Betörende Baukunst
Als ägyptischer Tempel klassischer Form gilt der Horus-Tempel von Edfu. Der Vorhof mit Säulenumgang führt in eine quer dazu liegende Halle. Es folgen ein weiterer Säulensaal, zwei kleine Vorräume und das Allerheiligste mit dem Götterbild. Die ältesten Tempel Ägyptens bestehen aus Hütten mit Holzstangen und Matten oder werden mit Lehmziegeln erbaut. Sie sind nur durch Abbildungen oder geringe archäologische Überreste bekannt.
Der beeindruckende Sandsteintempel – der am besten erhaltene des Landes – ist Horus, dem Gott mit Falkenkopf, geweiht. Durch seine klassische räumliche Anordnung verströmt er erhabene Harmonie.
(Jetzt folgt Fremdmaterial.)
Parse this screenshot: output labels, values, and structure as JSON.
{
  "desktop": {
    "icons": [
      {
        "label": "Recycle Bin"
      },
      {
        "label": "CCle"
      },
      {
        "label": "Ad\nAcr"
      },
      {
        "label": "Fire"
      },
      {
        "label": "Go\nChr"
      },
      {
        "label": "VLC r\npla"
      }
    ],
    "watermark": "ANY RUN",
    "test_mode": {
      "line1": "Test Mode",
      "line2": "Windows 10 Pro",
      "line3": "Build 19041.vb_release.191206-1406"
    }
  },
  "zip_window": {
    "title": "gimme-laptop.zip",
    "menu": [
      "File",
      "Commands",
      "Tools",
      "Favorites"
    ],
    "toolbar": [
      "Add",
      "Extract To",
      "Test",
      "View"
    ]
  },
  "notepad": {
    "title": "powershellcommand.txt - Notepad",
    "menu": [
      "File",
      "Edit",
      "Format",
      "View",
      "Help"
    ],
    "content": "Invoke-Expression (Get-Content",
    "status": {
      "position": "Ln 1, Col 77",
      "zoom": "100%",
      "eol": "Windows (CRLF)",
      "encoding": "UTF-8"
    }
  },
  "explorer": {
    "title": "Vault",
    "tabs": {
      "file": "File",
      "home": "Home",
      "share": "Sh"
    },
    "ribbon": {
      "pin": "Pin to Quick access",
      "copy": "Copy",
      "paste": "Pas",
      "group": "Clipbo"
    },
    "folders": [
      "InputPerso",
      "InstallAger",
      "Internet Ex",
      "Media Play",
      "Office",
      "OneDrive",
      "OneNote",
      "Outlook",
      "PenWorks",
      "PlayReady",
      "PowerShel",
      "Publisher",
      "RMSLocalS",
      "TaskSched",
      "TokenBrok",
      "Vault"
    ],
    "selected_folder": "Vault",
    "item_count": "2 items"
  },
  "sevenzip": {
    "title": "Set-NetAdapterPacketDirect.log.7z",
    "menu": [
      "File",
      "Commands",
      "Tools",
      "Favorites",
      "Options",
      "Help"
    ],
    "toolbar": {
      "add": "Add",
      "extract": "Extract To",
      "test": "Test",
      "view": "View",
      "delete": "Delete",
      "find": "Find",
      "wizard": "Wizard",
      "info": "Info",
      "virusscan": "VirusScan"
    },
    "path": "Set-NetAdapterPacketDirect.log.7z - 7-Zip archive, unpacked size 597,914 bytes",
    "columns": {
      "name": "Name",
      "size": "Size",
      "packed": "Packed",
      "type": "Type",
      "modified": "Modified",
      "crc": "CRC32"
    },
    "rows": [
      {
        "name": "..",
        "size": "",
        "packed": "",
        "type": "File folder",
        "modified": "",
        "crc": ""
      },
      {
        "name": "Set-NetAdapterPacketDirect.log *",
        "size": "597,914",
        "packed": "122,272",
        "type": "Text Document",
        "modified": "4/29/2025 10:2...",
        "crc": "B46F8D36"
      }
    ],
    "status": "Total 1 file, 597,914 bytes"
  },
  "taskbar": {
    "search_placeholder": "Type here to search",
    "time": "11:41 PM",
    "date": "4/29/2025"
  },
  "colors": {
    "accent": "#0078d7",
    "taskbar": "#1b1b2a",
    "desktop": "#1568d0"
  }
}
Besichtigen Sie den großartigen Kolonnadenhof, zwei hohe Säulenhallen, Kapellen und am anderen Ende das Sanktuar: so viel Schönheit betört unweigerlich die Sinne. Der etwa 57 v. Chr. fertiggestellte Horustempel bietet in seiner fast vollständigen Erhaltung einen überwältigenden Eindruck. Nirgendwo lässt sich ptolemäische Sakralarchitektur und Lichtführung besser erleben. Er nimmt die Stellung eines älteren Heiligtums ein und war dem Sonnengott Horus sowie der Hathor von Dendera und deren jugendlichem Sohn Harsomtus (Hersemtaui), dem »Vereiniger beider Ägypten«, geweiht.
Bei der Ankunft wird man bei diesem Ausflug in die Wüste urplötzlich mitten in das Treiben eines religiösen und wirtschaftlichen Zentrums versetzt. Durch die günstige Lage konnte der Ort zu einer wichtigen Handelsstadt werden. Über die Baugeschichte und die ganze Anlage berichten lange Inschriften auf den Außenseiten der Umfassungsmauer, besonders im nördlichen Teil der Ost – und Westseite.
Der Tempel
Man erfährt etwas über die Grundsteinlegung an der Westwand der Vorhalle, an deren Säulen Könige alle wichtigen Gottheiten Ägyptens willkommen heißen, und kann rechts des Eingangs einen Blick aus das gemeißelte Verzeichnis der einst in der winzigen Tempelbibliothek gelagerten Papyri werden.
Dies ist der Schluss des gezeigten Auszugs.